Do What? Teaching Vision-Language-Action Models to Reject the Impossible
- URL: http://arxiv.org/abs/2508.16292v1
- Date: Fri, 22 Aug 2025 10:54:33 GMT
- Title: Do What? Teaching Vision-Language-Action Models to Reject the Impossible
- Authors: Wen-Han Hsieh, Elvis Hsieh, Dantong Niu, Trevor Darrell, Roei Herzig, David M. Chan,
- Abstract summary: Vision-Language-Action (VLA) models have demonstrated strong performance on a range of robotic tasks.<n>We propose Instruct-Verify-and-Act (IVA), a framework that detects when an instruction cannot be executed due to a false premise.<n>Our experiments show that IVA improves false premise detection accuracy by 97.56% over baselines.

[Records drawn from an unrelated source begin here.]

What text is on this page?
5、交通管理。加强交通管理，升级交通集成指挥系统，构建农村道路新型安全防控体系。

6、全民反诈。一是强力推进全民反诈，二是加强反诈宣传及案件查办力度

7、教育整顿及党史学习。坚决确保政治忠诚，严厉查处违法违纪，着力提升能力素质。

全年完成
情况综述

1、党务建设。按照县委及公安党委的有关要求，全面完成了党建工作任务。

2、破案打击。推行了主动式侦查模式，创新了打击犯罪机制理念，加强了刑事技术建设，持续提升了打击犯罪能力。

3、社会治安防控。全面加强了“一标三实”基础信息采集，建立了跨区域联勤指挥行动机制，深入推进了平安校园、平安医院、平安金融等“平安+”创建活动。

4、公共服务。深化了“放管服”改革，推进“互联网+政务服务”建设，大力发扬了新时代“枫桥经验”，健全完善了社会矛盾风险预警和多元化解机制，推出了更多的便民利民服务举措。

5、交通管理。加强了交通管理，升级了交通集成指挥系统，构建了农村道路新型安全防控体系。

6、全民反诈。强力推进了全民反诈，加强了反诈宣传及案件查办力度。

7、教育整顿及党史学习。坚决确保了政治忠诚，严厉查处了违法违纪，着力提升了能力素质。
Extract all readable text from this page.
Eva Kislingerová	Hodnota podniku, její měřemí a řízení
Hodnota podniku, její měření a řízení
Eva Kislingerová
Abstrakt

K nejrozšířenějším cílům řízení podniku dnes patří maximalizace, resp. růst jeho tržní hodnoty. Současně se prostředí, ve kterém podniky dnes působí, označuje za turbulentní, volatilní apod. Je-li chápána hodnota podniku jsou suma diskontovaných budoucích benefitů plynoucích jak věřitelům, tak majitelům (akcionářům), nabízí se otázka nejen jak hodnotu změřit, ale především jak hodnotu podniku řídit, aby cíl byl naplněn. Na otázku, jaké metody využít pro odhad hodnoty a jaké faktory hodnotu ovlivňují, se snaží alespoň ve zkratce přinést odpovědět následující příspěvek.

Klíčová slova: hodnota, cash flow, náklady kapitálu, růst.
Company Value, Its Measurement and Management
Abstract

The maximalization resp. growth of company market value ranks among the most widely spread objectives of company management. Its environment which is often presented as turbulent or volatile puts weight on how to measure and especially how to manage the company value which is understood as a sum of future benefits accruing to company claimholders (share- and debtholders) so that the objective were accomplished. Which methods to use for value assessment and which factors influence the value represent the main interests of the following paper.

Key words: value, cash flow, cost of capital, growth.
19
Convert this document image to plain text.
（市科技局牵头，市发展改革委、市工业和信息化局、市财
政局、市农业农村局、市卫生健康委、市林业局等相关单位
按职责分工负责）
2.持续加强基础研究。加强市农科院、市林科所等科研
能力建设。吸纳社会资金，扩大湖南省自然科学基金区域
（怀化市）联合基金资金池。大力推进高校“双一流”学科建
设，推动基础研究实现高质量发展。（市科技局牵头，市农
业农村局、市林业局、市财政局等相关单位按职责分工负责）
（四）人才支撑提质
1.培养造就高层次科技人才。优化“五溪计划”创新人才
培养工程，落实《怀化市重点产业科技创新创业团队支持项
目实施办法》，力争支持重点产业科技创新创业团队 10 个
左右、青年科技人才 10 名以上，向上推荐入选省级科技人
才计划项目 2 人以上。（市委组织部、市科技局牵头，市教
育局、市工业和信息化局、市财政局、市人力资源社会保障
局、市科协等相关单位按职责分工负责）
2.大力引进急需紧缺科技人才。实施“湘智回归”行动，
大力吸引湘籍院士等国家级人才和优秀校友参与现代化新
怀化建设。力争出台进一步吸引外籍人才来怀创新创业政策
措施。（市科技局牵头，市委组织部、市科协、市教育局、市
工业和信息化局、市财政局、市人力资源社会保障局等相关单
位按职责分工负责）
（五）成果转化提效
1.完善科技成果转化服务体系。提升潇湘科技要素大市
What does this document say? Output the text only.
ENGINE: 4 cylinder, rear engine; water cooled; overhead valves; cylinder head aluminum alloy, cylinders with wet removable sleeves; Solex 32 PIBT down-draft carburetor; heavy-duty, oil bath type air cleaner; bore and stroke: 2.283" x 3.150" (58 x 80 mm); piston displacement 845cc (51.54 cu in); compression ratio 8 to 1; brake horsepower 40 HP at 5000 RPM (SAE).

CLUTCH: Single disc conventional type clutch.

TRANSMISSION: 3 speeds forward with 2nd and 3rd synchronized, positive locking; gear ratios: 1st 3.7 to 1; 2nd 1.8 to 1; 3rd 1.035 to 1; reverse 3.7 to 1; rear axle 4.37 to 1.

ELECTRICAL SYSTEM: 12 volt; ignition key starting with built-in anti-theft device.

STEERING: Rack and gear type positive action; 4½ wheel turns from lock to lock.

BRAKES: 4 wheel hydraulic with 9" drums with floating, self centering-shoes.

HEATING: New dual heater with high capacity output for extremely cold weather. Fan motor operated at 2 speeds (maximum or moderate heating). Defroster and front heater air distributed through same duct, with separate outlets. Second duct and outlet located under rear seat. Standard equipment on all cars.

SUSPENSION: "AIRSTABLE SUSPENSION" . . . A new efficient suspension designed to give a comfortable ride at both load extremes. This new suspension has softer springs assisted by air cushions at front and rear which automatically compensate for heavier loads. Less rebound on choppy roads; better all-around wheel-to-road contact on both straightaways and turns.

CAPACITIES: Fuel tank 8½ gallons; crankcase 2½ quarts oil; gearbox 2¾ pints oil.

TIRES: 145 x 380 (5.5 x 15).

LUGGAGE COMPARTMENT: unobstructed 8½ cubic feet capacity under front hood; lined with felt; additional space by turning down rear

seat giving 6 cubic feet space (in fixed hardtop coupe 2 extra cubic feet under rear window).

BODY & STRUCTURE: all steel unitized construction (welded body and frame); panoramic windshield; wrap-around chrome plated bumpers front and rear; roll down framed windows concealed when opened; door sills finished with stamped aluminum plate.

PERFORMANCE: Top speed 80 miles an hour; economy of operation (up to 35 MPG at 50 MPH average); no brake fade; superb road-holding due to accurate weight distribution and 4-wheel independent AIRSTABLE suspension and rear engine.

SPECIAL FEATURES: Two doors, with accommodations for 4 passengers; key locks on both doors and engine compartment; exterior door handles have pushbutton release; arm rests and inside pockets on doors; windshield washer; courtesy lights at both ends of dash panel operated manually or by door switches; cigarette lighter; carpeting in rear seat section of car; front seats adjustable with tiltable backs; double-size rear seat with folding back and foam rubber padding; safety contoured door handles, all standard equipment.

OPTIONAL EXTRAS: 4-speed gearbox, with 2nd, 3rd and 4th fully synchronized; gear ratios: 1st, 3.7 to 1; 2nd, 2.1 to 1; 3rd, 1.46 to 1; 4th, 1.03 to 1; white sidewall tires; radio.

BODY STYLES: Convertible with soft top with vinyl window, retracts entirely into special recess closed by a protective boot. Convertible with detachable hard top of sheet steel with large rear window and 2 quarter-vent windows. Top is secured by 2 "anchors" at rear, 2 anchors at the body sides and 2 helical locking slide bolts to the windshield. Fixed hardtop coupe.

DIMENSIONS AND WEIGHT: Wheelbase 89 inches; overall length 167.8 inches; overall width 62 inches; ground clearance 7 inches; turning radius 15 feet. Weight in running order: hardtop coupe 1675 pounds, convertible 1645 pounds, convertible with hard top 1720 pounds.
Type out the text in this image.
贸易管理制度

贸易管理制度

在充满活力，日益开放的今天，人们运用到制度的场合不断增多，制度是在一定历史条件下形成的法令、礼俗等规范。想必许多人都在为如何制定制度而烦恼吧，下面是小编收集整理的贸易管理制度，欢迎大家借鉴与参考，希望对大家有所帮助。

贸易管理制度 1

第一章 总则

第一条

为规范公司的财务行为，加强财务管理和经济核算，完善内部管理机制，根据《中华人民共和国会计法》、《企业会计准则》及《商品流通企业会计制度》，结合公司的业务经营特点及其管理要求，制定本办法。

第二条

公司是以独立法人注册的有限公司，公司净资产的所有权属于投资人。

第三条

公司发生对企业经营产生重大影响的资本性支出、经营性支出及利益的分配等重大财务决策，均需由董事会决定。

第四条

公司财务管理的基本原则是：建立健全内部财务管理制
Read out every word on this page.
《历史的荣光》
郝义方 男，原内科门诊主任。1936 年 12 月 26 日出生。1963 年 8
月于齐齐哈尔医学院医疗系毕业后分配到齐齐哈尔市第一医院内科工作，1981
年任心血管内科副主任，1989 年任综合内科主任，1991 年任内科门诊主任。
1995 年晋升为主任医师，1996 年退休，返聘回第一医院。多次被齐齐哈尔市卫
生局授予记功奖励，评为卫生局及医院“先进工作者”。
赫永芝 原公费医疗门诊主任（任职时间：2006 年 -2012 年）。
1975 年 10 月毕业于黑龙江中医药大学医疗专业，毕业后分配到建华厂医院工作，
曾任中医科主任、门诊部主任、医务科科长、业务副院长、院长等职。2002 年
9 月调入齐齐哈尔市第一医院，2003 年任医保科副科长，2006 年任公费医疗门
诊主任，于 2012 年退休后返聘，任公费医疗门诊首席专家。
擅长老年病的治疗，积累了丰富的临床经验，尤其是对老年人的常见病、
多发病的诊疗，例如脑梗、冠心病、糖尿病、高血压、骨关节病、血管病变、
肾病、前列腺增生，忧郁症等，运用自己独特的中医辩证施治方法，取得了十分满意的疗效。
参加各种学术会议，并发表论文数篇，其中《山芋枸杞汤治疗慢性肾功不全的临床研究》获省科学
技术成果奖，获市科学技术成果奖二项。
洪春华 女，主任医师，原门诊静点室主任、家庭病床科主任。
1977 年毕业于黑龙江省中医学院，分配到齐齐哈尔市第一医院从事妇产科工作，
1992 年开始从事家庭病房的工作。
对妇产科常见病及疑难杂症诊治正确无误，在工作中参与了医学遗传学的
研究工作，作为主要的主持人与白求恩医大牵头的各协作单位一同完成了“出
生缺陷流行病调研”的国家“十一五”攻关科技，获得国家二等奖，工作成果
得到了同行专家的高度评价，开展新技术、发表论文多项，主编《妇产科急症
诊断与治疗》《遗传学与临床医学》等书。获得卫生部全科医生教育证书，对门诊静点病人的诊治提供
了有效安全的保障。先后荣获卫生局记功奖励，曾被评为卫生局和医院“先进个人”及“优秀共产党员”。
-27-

- Score: 53.40183895299108
- License: http://creativecommons.org/licenses/by-nc-sa/4.0/
- Abstract: Recently, Vision-Language-Action (VLA) models have demonstrated strong performance on a range of robotic tasks. These models rely on multimodal inputs, with language instructions playing a crucial role -- not only in predicting actions, but also in robustly interpreting user intent, even when the requests are impossible to fulfill. In this work, we investigate how VLAs can recognize, interpret, and respond to false-premise instructions: natural language commands that reference objects or conditions absent from the environment. We propose Instruct-Verify-and-Act (IVA), a unified framework that (i) detects when an instruction cannot be executed due to a false premise, (ii) engages in language-based clarification or correction, and (iii) grounds plausible alternatives in perception and action. Towards this end, we construct a large-scale instruction tuning setup with structured language prompts and train a VLA model capable of handling both accurate and erroneous requests. Our approach leverages a contextually augmented, semi-synthetic dataset containing paired positive and false-premise instructions, enabling robust detection and natural language correction. Our experiments show that IVA improves false premise detection accuracy by 97.56% over baselines, while increasing successful responses in false-premise scenarios by 50.78%.